[dns-operations] closest keys and validation policy

Jim Reid jim at rfc1035.com
Mon Jul 19 09:35:30 UTC 2010


On 19 Jul 2010, at 05:31, bmanning at vacation.karoshi.com wrote:

> nothing precludes _anyone_ from having a "tainted" vector, be it
> my ISP, my University, my clients, my Government, or their  
> contractors...
>
> for me, the root key is the last bastion, the least trustworthy key.

Fine. That's your choice. This style of verification might even scale  
for all the folk you do business with. Though I doubt it. And I'm not  
sure the examples above will be issuing crypto tokens that are managed  
and scrutinised to the same extent as the root key. Your mileage may  
vary.

> but if I am paying them money for service, there is a standard of care
> that is usually bound to some contractual (or similar) vehicle.

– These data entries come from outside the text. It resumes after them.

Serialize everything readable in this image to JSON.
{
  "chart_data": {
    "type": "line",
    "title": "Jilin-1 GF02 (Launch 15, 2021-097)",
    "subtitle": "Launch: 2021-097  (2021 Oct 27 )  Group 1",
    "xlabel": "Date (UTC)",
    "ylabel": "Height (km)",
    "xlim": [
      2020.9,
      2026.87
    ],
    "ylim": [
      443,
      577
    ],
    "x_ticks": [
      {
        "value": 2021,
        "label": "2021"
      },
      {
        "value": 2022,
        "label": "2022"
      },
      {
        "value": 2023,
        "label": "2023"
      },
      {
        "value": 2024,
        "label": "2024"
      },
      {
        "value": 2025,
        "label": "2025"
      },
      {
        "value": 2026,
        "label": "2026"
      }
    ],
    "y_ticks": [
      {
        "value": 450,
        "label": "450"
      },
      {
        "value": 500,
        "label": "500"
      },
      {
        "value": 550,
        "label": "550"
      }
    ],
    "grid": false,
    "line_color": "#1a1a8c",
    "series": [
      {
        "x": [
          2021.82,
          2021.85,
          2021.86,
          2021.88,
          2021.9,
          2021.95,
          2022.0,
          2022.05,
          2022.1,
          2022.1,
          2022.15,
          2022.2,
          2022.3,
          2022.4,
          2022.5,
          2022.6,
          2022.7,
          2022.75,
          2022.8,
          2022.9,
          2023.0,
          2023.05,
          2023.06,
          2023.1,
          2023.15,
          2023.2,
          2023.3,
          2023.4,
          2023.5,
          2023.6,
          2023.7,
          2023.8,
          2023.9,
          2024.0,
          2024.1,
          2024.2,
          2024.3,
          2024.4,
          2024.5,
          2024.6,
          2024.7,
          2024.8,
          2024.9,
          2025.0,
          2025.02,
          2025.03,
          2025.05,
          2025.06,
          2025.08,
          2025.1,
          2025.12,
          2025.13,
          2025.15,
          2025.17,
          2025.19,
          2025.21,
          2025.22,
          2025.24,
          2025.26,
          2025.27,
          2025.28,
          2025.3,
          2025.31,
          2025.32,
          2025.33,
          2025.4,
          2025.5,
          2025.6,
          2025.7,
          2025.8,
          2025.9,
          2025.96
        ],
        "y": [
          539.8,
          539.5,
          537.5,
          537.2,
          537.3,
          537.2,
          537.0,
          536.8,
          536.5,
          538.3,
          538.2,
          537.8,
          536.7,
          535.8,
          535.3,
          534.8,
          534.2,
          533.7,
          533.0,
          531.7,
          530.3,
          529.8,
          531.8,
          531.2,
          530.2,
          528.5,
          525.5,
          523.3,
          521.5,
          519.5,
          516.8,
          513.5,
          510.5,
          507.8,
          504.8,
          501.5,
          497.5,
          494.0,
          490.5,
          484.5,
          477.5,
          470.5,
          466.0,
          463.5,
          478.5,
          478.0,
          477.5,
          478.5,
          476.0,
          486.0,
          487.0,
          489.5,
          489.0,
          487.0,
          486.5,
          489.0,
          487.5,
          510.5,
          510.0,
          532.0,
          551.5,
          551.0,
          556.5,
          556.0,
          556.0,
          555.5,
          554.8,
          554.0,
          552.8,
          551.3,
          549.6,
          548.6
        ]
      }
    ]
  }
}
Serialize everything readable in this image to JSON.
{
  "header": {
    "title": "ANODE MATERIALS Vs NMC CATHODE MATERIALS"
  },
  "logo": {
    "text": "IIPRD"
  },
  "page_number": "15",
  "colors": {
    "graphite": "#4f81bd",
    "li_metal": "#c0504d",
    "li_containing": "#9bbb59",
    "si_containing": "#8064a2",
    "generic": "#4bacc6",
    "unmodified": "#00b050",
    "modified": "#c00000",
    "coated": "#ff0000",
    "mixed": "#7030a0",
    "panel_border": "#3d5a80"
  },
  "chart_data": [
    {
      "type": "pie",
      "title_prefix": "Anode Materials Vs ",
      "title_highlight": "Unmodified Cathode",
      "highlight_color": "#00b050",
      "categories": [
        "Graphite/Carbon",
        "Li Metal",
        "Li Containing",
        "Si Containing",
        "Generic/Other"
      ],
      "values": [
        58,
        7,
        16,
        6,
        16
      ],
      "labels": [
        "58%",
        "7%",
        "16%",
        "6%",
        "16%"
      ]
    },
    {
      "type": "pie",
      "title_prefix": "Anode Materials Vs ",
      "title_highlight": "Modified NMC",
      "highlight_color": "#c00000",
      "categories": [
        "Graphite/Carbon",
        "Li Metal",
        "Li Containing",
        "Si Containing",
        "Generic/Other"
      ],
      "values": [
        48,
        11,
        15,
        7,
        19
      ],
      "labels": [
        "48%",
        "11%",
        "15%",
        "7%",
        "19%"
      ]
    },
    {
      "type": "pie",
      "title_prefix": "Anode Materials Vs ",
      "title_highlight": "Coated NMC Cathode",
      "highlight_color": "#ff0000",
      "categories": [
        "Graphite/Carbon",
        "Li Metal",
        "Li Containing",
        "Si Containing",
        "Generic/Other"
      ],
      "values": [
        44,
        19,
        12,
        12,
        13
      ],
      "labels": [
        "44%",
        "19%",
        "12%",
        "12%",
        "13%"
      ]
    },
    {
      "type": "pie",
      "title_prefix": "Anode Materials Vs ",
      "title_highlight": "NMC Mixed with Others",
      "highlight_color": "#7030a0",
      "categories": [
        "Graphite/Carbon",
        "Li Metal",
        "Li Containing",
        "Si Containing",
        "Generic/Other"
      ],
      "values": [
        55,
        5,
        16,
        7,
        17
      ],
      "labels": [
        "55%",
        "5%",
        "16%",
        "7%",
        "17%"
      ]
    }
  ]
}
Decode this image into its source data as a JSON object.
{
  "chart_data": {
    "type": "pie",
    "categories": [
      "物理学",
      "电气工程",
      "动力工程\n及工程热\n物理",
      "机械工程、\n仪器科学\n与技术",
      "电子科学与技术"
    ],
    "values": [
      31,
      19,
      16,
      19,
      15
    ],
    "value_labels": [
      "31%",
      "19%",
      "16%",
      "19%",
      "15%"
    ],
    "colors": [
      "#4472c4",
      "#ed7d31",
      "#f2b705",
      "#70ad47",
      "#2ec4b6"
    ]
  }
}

So where is this contractual vehicle between say you and ISC whenever  
you validate against their TA for some name that a third party has  
lodged there? The transitive trust issues make verification rather  
awkwared too. Not that I'm suggesting that ISC would be doing anything  
dodgy. Though when there are more (ad-hoc) TAs in the chain, it is  
harder to verify things.

BTW, you seem to be saying that "follow the money" is a good approach  
towards a security policy. If so, that tends to point towards DNSSEC  
validation which flows to the root. ie You pay your registrar to send  
your KSK. Registrar pays the registry to generate and sign a DS record  
for that. Registry has a contractual vehicle with parent to get a DS  
record for its KSK. Repeat as necessary until we hit the root.